Le Bélarusse Iouri Bandajevski, médecin auteur de nombreuses études sur Tchernobyl, estime que les rapports officiels minimisent l'impact de la catastrophe sous la pression du lobby nucléaire. "Pendant 25 ans, les structures étatiques ont tout fait pour cacher les informations au profit du lobby nucléaire, le plus puissant au monde, qui dicte ses conditions", a-t-il ainsi affirmé à l'AFP.

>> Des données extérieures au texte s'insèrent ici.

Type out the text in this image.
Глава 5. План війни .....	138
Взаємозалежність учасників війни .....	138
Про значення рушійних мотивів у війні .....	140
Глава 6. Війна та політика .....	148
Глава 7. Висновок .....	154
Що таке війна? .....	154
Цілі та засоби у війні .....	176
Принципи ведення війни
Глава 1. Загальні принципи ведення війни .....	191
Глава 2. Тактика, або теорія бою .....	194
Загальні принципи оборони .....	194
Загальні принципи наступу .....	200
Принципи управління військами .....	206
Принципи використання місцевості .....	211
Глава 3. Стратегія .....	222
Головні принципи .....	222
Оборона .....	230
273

Emprisonné dans le passé pour des accusations de corruption qu'il a démenties, M. Bandajevski accuse les autorités des ex-républiques soviétiques de ne rien faire pour protéger les millions de personnes vivant sur les territoires contaminés.
Au Japon, les prémices d'une mobilisation anti-nucléaire
Ce nouvel anniversaire prend une connotation particulière avec pour toile de fond les accidents à la centrale de Fukushima qui relancent les craintes sur la sécurité atomique. Un mois et demi après le début de l'accident le seul bilan officiel disponible fait état de 21 ouvriers surexposés et 700 000 personnes évacuées de la zone d'exclusion.
M. Medvedev a estimé lundi que "dire la vérité" était la principale leçon à tirer de Tchernobyl tout comme de l'accident de Fukushima. De son côté, le Japon a réaffirmé mardi que les accidents de Tchernobyl et de Fukushima étaient "de nature différente", au travers du porte-parole du gouvernement Yukio Edano qui s'exprimait à Tokyo. "La quantité de radioactivité relâchée (à Fukushima) a été d'environ un dixième" de celle relâchée à Tchernobyl, a-t-il ainsi affirmé.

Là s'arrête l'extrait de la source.